One thing I love about anime is that it’s a “big tent” with a lot of smaller tents inside, all providing something special for each type of fan. If you feel there’s too much of a certain genre — say, harem, idol or isekai shows — you can always find something fresh and new just be getting out of your comfort zone a bit. But it seems unavoidable that some anime series will end up being difficult for Western fans to get into for various reasons. Why are some anime inaccessible to foreigners? Let’s look at some reasons!
- Since most of us lack a background in Japanese history, series like Sengoku Basara or The Ambition of Oda Nobuna or Drifters can make anime inaccessible to foreigners. If you’re an American, you’re probably familiar with Pickett’s Charge or “Remember the Alamo,” but Japanese wouldn’t know these at all. Similarly, we generally aren’t familiar with the Battle of Sekigahara or exactly who Oda Nobunaga was. (He was the first of three great unifiers of Japan during the Warring States period of the 16th century.)
- Relatedly, quite a few anime make use of the Chinese novel Romance of the Three Kingdoms, which is as famous across Asia as Shakespeare is to you or me.
- Often anime are based around a traditional game that we have no experience with, which can make it hard to follow the story. March Comes In Like a Lion, Saki and Chihayafuru center around shougi, mahjong and Hyakunin Isshu Karuta, the latter being a 1000-year-old card game based on classical Japanese poets.
- Sometimes irony can go over our heads. The currently airing Mayonaka no Occult Civil Servants is a fun series that posits that komuin — the straight-laced and boring civil servants who run Japan’s government — actually have superpowers, and secretly protect Tokyo’s Shinjuku ward against invisible fairies and demons at night. This is a delicious joke, but only if you’ve interacted with these somewhat bland and uninspiring bureaucrats before.
- Joshiraku, aka Rakugo Girls, is a comedy about five girls learning a traditional Japanese comic method called rakugo. While it’s hard to get the specific references, it’s a great series filled with fourth-wall breaking moments.
- Some “exotic” aspects of Japanese culture can feel quite familiar to us thanks to how often they appear in anime, such as Shinto shrines and shrine maidens. But other subjects, such as Japan’s highly evolved pantheon of youkai (folk spirits, monsters, and ghosts), or of Buddhist religious imagery, can be harder for us to follow.
- Often anime series are parodying other sources we might not be familiar with.

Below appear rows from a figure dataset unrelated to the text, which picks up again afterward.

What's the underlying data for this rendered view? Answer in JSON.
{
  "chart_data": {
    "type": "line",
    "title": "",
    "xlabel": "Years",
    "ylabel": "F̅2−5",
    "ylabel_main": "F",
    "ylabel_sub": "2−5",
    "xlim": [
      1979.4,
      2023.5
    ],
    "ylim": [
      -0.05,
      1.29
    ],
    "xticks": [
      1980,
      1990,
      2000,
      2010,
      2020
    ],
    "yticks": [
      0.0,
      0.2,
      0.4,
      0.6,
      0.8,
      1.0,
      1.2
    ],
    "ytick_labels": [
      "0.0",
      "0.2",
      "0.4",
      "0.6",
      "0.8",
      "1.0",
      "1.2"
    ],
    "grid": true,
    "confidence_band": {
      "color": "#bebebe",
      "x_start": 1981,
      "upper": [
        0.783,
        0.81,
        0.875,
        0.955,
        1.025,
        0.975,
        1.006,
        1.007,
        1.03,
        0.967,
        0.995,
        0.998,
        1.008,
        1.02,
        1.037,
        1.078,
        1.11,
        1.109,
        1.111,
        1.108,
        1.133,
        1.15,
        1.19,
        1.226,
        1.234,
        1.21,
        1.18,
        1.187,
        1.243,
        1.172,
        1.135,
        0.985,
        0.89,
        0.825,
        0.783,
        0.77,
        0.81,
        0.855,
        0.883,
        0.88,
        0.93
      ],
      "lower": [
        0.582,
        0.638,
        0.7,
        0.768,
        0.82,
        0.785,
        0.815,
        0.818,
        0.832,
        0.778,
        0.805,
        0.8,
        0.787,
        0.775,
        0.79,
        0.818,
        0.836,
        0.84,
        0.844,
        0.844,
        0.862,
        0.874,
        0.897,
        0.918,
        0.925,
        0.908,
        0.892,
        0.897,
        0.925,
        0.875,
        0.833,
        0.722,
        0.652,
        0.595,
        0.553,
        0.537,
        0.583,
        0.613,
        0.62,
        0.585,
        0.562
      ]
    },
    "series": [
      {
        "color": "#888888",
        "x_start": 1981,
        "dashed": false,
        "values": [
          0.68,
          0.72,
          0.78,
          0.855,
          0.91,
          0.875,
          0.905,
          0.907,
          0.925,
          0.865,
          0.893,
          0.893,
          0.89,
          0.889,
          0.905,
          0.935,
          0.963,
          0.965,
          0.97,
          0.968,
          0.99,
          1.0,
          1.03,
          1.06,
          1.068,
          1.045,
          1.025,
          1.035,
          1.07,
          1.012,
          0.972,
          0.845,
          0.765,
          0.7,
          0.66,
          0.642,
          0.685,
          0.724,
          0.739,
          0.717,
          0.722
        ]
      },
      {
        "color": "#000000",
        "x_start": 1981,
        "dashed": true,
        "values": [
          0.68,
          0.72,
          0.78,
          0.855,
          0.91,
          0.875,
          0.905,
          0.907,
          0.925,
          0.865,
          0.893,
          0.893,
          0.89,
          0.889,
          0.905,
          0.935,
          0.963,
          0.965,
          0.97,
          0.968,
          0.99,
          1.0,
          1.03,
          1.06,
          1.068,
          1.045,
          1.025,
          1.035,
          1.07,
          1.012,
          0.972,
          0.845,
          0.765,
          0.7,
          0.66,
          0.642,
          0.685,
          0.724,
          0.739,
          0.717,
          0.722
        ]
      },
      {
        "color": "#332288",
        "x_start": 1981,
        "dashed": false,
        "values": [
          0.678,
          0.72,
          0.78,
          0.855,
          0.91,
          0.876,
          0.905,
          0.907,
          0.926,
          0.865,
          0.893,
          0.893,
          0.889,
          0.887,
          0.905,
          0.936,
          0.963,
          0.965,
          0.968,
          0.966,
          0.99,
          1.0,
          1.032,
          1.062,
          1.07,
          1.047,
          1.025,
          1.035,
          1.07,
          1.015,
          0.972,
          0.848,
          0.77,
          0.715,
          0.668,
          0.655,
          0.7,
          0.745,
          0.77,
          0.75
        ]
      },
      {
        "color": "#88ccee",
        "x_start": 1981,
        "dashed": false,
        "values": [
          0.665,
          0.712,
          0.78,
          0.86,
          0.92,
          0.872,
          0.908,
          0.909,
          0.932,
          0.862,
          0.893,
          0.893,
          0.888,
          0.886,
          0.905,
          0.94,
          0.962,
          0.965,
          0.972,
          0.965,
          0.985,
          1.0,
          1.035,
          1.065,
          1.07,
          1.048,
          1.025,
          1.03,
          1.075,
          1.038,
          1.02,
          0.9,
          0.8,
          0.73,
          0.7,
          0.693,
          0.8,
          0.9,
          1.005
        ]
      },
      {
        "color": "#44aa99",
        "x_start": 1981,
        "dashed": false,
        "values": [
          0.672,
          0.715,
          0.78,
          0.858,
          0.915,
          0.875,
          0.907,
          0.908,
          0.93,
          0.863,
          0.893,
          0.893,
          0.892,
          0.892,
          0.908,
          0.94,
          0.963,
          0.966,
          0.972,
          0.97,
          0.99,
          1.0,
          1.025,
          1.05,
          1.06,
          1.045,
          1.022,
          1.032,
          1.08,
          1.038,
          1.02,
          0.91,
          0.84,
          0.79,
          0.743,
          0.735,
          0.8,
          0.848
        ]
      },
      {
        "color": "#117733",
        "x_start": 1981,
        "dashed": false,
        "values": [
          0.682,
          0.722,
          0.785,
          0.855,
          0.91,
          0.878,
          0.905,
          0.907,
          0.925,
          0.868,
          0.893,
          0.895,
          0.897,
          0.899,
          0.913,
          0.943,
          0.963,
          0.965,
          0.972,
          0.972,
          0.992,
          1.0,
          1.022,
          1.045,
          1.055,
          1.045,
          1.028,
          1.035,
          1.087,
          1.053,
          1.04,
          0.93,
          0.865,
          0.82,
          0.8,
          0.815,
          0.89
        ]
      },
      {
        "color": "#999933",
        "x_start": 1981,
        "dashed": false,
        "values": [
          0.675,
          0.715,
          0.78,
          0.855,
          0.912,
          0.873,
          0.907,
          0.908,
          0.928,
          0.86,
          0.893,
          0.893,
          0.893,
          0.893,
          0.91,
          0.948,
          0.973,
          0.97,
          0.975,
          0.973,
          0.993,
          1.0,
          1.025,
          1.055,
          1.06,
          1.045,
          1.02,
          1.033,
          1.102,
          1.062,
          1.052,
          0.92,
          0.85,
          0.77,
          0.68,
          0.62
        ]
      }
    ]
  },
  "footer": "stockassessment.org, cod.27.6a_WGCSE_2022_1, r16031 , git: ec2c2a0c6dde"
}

Aim for the Top Gunbuster is a fantastic anime about humans battling space monsters across the galaxy over 12,000 years…but it’s also an extended send-up of a tennis anime called Aim for the Ace, a joke usually lost on fans. And the episode of Kaguya-sama where Chika orders ramen like a grizzled pro is a parody of an anime called Kodoku no Gourmet, about a solitary salesman named Gorō who visits different restaurants all over Japan.
Sometimes anime that seem like they’d be a hard sell abroad become smash hits with foreign fans exactly because they’re so fresh and unfamiliar. Genshiken is a wonderfully real story of university students joining an
anime modern visual culture study club, which is kind of boring here in Japan, where anyone is free to join the anime club at their university if they want to. But for outsiders like us, the glamor of finding a special place where we can finally belong as true otakus really made the show awesome. So you never know what will catch on with foreign audiences or not.